I am also angry with all the well meaning people who over the years have said "population doesn't matter as there is plenty of food to feed everyone we just need to share it better". It has been obvious for more than 50 years that population does indeed matter - along with a whole host of other factors, none of which we seem to be able to address very well. As a species we are not as smart as we need to be or thought we were.

#22 Fourteenyears

Posted 19 September 2019 - 12:44 PM

View Postseayork2002, on 17 September 2019 - 01:36 PM, said:

And how much are individuals doing to help? and how much is 'oh we don't matter the government has to do it all'

Should we look at ourselves and see what changes we can make first?

The problem is Seayork, those of us who are paying attention have already done this.  Some of us have been doing it for twenty ****ing years because the science on climate change isn’t exactly new.

I was in my teens the first time I had a power bill in my own name.  I am in my forties now.  And all that bloody time I have been paying extra for green power in an effort to help ‘market forces’ sort out what the government is refusing to sort out.  What a waste of money that was.

We have progressively reduced our meat consumption.  We walk or take public transport whenever it is a viable option.  We don’t have air conditioning, or run a second fridge, or own a clothes dryer.    We have stuff like our wifi on timers that turn them off overnight to reduce electricity use.  We are mindful of food miles and embedded energy in consumer goods.   We don’t upgrade phones etc until the old ones are no longer repairable.   We shop secondhand.  We don’t take long haul plane flights and paid to offset our short haul flights (although I no longer believe this is a viable mitigation strategy).

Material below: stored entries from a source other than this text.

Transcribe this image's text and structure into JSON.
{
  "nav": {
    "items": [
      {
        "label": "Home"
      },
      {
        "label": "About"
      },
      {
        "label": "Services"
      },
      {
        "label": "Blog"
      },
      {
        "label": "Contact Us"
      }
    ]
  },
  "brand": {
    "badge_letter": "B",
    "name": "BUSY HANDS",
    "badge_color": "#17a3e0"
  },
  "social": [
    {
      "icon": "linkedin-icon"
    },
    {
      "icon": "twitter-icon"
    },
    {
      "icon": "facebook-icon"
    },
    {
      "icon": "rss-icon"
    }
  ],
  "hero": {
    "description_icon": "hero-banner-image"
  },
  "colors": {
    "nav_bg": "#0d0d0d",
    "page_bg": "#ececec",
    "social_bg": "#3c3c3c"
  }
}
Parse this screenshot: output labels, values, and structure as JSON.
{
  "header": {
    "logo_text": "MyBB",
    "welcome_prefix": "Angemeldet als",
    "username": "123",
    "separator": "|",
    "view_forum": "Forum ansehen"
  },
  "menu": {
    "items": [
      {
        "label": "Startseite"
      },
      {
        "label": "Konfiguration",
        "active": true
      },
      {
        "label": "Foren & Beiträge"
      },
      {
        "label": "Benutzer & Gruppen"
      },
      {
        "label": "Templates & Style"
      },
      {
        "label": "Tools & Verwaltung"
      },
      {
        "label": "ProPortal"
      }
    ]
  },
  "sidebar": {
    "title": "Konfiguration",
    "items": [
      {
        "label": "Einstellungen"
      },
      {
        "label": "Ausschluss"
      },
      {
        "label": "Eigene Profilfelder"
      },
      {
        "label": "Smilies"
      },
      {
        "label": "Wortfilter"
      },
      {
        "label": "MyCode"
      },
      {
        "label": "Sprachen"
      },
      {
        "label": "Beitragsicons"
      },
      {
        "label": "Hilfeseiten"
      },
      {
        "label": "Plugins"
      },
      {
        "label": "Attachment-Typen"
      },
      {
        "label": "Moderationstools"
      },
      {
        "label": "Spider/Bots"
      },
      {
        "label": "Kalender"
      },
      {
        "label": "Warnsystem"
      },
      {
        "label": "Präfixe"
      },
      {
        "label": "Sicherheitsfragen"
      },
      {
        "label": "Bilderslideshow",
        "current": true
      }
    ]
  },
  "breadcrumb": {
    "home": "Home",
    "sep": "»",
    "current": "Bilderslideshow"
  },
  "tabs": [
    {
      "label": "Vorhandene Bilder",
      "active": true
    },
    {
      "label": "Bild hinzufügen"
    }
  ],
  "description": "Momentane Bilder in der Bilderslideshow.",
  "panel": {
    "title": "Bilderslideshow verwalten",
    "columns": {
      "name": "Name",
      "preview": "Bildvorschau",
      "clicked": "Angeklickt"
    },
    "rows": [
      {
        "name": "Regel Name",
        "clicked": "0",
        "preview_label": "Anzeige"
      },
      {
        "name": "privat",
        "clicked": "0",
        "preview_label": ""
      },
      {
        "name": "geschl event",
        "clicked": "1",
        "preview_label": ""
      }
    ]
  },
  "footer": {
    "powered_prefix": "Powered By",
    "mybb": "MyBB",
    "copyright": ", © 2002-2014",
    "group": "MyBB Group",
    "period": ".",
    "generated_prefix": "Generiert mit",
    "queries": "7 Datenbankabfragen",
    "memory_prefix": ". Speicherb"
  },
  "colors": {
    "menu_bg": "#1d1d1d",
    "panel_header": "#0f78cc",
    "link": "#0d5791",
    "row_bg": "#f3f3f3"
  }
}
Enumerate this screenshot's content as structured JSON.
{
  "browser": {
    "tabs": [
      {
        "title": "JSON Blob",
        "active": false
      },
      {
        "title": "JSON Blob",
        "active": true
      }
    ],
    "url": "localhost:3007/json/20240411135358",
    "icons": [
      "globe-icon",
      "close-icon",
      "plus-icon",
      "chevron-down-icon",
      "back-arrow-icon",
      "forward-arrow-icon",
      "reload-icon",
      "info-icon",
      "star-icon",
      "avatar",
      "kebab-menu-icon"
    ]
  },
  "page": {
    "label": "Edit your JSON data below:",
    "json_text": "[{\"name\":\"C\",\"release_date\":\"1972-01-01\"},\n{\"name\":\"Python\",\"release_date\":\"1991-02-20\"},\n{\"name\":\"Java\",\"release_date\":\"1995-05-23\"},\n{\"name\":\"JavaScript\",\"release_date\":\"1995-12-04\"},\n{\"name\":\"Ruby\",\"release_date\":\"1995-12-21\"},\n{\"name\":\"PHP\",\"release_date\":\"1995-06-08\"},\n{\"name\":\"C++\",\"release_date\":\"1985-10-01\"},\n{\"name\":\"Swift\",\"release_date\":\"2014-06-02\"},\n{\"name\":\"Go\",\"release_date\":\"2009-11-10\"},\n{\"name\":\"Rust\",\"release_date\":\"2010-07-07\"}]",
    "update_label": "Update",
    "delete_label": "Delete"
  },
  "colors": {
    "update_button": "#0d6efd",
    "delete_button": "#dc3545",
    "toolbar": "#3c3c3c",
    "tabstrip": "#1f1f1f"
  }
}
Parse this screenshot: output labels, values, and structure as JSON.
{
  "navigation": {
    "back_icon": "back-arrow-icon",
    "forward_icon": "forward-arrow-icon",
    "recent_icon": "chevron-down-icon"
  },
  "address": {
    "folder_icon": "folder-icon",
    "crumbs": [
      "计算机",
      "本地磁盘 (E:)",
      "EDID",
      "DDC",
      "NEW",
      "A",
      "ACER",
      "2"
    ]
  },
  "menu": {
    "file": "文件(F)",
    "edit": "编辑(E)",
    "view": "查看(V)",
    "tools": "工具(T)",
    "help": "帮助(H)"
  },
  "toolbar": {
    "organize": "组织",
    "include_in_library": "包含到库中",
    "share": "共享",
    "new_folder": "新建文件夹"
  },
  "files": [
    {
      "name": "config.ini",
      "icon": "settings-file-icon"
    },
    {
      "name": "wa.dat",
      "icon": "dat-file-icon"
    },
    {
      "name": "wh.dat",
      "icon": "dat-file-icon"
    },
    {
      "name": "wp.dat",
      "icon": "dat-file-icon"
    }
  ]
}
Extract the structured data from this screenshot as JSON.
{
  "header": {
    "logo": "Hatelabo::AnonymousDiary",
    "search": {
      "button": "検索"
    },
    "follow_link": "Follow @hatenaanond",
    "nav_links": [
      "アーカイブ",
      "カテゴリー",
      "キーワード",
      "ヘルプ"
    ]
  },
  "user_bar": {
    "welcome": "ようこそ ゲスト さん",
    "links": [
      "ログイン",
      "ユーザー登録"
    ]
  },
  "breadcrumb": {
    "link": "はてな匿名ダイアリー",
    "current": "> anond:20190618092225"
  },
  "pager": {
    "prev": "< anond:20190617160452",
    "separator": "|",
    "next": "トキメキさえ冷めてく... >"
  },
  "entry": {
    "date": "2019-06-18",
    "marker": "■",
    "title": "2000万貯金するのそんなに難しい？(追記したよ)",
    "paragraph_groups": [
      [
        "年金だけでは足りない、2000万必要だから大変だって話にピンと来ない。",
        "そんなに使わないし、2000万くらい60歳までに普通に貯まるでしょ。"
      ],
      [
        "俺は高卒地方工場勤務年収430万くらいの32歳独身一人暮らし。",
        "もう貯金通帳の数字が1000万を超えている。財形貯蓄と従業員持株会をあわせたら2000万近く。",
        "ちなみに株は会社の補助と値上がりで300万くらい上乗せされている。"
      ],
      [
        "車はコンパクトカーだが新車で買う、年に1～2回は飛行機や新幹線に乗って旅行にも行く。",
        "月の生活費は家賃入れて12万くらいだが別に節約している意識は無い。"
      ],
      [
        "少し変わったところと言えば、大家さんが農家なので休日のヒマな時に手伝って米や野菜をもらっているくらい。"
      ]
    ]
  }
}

I  have always voted for governments promising environmental reform.

Blah, blah, blah.

I’ve been worried about global warming since I was a child and none of my personal actions have made a jot of difference because I can’t bloody stop the government from continuing to allow overseas companies to dig up coal from the ground and burning it.  I can’t bloody change their irresponsible land clearing rules.

We KNOW as a planet what we need to do at this point.  We need to reduce our consumption and we need to increase tree cover again.    And the really sh*tty thing is that for the western world, this doesn’t even require us to lower our standard of living.   Changes, yes, but going without?  Not really.  Just a new way of doing things.

But there is no political will and without systemic change, you may as well be me.

Quite frankly, I wish I had bloody not bothered.  I could have enjoyed twenty ignorant non-anxious years like most of the rest of Australia for all the difference my effort and worry made to the eventual outcome.

If I hadn’t had kids back when Rudd had just ratified the Kyoto profile, an ETS was on the cards and we looked like we were going  to be sensible, not stupid, I’d be childless now, because why would you bring a kid into this?

We could do it, but we’re not going to.  People are too selfish and stupid.